COVID-19 hospitalizations are skyrocketing, and last week, Edwards wisely — if belatedly — announced a new statewide mask mandate. He also said Louisiana can’t lay claim to being the “most pro-life state in the nation” if its people won’t do the simplest things to thwart the spread of disease and its politicians won’t stop fomenting defiance of public health guidelines.
Louisiana Attorney General Jeff Landry, a Catholic, is not an evangelical, but on the same day Edwards issued the new face mask order, Landry was offering form letters to parents looking to gin up religious or philosophical objections to face masks. “I do not consent to forcing a face covering on my child, who is created in the image of God,” the religious objection form says.
“I don’t believe he’s consulting with any public health experts,” Edwards said of Landry on PBS’s “Amanpour & Co.” Wednesday, “and what he’s doing has no basis in the law.”

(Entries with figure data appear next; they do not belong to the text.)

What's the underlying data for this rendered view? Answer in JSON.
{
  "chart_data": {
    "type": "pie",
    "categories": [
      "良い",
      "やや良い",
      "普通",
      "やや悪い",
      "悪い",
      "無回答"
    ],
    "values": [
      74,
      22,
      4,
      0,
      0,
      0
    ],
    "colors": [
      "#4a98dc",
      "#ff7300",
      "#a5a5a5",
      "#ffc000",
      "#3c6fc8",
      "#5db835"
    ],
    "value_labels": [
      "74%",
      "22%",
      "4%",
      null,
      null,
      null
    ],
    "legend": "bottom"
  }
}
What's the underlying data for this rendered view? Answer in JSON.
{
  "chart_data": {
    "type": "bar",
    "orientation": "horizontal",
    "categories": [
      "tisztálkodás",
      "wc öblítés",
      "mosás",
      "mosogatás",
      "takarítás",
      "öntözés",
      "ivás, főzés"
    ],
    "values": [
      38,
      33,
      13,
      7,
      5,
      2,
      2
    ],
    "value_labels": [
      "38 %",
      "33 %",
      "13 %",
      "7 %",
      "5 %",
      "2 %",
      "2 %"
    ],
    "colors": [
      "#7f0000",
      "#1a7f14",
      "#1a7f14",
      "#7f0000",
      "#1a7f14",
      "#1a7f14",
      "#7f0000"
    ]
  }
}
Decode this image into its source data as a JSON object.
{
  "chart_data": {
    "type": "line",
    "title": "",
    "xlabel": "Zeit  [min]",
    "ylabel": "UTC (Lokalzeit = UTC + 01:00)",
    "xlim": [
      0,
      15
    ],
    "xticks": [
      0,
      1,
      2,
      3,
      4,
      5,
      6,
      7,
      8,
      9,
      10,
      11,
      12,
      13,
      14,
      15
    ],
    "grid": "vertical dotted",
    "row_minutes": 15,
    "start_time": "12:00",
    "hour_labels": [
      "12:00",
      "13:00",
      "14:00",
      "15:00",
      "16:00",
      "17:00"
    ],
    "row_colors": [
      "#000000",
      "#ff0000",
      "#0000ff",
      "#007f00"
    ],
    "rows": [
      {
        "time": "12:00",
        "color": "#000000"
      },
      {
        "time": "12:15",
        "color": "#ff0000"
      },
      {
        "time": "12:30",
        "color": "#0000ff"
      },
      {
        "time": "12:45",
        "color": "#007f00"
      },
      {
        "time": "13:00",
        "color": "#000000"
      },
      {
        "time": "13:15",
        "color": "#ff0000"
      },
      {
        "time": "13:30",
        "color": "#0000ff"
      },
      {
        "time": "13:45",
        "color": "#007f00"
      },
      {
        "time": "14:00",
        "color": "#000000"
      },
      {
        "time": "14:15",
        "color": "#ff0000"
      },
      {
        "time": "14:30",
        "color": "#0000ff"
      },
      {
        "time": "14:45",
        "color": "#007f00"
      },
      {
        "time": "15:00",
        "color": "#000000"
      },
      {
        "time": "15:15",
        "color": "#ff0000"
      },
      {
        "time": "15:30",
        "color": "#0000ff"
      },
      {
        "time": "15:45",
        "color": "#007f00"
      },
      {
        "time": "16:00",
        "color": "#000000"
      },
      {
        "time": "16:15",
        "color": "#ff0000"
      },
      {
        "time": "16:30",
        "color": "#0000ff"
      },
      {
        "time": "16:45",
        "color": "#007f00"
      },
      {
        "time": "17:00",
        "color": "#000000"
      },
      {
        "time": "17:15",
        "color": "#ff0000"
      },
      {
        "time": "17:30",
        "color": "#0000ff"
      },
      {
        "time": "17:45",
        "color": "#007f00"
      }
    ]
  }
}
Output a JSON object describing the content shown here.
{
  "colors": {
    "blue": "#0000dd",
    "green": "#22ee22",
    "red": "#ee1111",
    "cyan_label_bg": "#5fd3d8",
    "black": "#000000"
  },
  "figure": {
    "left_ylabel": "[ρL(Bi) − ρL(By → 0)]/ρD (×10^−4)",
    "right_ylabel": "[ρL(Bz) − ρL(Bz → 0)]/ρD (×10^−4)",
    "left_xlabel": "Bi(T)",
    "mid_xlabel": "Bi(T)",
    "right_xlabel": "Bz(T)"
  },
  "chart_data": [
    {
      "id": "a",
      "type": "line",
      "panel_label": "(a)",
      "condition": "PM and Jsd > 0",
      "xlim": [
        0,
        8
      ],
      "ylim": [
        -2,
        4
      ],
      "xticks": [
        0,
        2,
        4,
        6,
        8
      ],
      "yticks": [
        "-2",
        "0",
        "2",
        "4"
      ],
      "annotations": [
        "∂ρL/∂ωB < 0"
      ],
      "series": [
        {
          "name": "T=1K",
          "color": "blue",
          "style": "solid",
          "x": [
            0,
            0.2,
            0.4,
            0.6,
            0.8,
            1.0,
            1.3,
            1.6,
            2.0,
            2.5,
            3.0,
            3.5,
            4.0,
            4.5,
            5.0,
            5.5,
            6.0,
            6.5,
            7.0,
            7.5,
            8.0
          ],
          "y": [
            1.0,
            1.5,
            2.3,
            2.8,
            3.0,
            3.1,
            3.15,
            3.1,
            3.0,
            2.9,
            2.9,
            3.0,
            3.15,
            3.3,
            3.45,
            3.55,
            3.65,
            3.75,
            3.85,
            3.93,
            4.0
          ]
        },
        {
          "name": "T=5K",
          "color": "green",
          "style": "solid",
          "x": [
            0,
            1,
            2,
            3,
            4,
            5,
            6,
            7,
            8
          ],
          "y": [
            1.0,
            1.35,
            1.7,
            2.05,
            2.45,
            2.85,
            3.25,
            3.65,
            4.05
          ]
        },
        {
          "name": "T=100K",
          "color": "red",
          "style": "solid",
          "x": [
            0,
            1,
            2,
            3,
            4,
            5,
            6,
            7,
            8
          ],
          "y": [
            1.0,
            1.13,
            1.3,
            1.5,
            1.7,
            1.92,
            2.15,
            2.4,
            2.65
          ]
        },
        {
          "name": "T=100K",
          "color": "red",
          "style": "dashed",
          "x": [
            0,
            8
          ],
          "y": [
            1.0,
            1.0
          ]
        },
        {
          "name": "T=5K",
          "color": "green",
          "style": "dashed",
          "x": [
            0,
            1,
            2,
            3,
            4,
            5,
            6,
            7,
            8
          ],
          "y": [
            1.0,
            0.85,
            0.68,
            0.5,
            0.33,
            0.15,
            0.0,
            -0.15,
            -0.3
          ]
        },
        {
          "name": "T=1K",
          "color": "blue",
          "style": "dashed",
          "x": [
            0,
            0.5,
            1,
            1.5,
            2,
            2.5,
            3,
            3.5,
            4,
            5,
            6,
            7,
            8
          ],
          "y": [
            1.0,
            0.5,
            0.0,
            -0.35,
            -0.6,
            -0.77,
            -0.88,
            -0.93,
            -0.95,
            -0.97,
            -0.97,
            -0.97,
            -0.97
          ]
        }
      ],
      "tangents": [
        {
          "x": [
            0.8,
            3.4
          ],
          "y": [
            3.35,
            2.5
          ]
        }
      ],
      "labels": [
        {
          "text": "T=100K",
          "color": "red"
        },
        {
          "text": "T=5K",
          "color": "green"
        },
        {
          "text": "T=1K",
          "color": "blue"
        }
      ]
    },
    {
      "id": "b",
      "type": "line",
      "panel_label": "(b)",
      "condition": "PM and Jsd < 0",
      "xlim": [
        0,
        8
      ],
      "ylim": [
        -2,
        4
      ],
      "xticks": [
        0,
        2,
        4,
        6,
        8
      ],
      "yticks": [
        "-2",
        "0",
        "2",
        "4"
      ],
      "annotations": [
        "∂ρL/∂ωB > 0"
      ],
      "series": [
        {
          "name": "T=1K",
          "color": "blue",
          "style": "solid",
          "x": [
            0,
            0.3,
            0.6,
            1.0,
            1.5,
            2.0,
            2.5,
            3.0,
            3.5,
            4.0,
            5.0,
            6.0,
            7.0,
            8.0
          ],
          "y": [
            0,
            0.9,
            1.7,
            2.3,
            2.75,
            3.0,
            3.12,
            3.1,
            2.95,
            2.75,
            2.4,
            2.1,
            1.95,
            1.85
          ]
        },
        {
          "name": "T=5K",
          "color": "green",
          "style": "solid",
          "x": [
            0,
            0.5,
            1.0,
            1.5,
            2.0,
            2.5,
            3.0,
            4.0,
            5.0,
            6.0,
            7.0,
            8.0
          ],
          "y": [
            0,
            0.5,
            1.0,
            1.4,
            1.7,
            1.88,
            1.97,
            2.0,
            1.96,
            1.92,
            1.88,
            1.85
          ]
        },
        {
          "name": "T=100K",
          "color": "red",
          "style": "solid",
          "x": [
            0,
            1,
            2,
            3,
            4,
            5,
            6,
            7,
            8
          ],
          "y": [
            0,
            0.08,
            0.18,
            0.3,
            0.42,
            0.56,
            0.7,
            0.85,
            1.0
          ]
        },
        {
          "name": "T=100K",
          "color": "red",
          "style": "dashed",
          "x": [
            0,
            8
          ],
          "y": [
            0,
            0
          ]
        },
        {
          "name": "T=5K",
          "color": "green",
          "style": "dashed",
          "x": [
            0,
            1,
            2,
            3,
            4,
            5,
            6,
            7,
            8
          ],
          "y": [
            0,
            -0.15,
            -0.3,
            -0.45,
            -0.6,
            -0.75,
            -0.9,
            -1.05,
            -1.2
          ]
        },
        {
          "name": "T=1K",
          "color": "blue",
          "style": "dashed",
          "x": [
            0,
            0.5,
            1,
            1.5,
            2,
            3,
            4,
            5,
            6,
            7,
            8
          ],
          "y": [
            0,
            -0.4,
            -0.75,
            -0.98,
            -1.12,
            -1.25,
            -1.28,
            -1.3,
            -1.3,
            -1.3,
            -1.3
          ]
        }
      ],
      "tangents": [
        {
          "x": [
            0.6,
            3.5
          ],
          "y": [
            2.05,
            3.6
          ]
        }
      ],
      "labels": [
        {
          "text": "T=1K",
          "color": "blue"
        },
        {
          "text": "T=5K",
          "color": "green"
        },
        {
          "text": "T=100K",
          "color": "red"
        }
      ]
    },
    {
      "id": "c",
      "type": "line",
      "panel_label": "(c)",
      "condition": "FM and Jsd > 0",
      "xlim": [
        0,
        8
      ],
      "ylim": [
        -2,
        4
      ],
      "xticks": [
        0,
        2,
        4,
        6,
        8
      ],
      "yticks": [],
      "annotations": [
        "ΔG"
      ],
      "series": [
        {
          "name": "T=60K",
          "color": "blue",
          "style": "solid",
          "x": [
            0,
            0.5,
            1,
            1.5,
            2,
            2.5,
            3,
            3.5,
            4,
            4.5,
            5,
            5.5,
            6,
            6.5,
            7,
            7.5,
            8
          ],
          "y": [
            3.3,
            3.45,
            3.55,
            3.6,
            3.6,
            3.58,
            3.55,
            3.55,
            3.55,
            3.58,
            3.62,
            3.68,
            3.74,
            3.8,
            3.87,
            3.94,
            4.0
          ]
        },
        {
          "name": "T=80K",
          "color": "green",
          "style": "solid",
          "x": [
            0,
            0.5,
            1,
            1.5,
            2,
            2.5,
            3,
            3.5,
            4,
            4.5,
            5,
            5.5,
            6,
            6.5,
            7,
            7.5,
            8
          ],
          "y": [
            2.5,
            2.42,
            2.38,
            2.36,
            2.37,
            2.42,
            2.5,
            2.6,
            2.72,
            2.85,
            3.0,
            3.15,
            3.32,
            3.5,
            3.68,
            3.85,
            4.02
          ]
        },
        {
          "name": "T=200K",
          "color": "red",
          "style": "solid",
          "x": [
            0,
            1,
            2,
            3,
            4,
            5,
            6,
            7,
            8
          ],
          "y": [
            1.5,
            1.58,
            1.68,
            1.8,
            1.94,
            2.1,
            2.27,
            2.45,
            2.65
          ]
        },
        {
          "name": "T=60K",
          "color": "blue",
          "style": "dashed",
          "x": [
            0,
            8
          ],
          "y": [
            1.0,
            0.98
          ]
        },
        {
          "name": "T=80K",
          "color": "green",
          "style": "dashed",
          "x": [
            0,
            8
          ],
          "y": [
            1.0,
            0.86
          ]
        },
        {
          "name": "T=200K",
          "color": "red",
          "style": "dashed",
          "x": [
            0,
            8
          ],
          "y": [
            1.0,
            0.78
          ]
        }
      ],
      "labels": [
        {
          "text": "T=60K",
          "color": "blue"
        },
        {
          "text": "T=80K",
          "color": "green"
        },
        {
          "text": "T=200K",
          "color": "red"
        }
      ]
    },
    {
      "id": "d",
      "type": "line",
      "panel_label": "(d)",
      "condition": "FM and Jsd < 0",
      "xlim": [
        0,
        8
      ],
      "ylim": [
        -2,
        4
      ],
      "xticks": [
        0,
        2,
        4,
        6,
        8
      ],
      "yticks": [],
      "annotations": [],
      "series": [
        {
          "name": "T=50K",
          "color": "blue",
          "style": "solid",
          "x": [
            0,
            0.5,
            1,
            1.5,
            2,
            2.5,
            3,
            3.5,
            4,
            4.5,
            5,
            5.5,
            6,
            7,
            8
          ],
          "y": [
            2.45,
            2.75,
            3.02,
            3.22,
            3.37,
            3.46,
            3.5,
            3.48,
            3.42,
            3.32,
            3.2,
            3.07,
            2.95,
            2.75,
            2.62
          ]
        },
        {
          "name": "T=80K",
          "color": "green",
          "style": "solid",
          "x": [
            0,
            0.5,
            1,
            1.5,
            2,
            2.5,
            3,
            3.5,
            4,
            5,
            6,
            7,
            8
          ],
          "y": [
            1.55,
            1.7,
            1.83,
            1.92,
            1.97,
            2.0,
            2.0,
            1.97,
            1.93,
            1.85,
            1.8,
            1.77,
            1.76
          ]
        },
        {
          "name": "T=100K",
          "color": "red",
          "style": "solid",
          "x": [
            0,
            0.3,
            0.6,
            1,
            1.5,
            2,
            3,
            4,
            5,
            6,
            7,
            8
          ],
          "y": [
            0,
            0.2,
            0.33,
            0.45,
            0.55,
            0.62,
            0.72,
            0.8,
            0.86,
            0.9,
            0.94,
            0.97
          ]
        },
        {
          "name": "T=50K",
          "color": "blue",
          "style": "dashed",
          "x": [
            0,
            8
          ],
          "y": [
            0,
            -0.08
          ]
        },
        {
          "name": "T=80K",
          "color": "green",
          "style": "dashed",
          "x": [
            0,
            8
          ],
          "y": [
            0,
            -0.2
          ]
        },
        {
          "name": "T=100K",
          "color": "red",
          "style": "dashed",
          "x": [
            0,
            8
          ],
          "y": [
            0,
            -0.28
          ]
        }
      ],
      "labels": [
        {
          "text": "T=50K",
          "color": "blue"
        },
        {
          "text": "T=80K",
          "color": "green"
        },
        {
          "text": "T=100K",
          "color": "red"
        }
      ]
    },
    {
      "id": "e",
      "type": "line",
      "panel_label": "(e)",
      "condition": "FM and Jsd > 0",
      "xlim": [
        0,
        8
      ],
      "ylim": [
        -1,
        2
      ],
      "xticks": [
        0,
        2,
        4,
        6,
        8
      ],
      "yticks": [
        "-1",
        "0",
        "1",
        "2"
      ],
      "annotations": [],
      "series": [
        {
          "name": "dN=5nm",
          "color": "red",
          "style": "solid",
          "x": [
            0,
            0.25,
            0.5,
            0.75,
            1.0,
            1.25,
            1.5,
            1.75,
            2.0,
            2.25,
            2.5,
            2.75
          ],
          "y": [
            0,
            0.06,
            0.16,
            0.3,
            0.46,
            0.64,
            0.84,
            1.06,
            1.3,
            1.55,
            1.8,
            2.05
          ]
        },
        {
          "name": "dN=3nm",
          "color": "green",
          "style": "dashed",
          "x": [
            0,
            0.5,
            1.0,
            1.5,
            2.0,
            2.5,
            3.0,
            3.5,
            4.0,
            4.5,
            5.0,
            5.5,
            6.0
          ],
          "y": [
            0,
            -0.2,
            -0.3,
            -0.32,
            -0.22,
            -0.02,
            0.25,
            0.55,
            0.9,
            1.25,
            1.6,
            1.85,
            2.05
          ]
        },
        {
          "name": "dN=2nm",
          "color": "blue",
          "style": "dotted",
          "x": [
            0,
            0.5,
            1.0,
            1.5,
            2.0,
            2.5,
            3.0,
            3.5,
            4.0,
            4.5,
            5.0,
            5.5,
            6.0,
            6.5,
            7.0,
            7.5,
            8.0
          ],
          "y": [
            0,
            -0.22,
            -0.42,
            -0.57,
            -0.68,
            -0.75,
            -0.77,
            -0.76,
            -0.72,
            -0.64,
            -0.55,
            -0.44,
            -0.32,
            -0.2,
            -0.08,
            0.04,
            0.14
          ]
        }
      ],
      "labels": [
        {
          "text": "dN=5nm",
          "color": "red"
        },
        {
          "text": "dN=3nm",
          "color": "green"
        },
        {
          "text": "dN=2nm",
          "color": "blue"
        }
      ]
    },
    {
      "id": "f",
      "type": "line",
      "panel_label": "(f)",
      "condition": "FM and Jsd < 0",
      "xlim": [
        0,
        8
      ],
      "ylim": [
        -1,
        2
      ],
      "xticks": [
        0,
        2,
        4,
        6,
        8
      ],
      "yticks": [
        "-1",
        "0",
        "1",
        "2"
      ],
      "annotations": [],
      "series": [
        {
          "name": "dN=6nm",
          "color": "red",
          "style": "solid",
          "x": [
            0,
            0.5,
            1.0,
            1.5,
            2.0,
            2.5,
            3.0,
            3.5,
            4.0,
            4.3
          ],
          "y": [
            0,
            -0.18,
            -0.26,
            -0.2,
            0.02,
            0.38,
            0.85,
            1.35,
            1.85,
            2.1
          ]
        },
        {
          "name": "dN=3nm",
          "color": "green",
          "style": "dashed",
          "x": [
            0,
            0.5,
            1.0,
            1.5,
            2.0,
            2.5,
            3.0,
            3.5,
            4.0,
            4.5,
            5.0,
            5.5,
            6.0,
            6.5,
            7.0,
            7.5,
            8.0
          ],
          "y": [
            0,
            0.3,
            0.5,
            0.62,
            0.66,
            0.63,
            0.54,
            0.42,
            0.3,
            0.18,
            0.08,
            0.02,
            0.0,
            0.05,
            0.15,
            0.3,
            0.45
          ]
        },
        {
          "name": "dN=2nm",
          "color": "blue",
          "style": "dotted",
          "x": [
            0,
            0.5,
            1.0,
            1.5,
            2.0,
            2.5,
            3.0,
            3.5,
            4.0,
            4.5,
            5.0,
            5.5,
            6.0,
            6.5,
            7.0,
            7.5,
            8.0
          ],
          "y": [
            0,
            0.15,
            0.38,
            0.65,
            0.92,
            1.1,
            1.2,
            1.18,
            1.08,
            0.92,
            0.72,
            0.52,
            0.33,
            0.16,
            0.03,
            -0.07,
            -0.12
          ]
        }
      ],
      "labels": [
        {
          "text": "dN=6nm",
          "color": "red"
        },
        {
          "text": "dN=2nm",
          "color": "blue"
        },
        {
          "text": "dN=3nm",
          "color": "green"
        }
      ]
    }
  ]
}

It has no basis in the Bible either, notwithstanding Landry loading up that letter with scriptures.
“That’s just ridiculous,” Obery Hendricks, a professor of systematic theology, said of Landry’s suggestion that people use “image of God” language to get out of mask mandates. That would mean believers shouldn’t wear hats, Hendricks said, or “wear clothes at all.”
Hendricks, an elder in the African Methodist Episcopal Church who teaches at Columbia University, has studied the same right-wing takeover of the faith Du Mez has. He calls his latest book “Christians Against Christianity: How Right-Wing Evangelicals Are Destroying Our Nation and Our Faith.”
“If they cared about the Bible, they would act very differently,” Hendricks said of people here and across America citing religion to resist health guidelines. “They would support the governor’s call for neighborliness. It seems their Bible doesn’t even include ‘Love your neighbor as yourself.’”
Seems like the part about obeying authority has fallen out with it. When the oppressed have protested mistreatment, conservative Christians have routinely flipped to Romans 13 and lectured that authorities are to be obeyed. But Democrats — even pro-life Democrats — aren’t called authorities. They’re called tyrants.
It doesn’t matter that conservative Christians are a small part of the population. They own a political party. That means their gospel of selfishness imperils us all.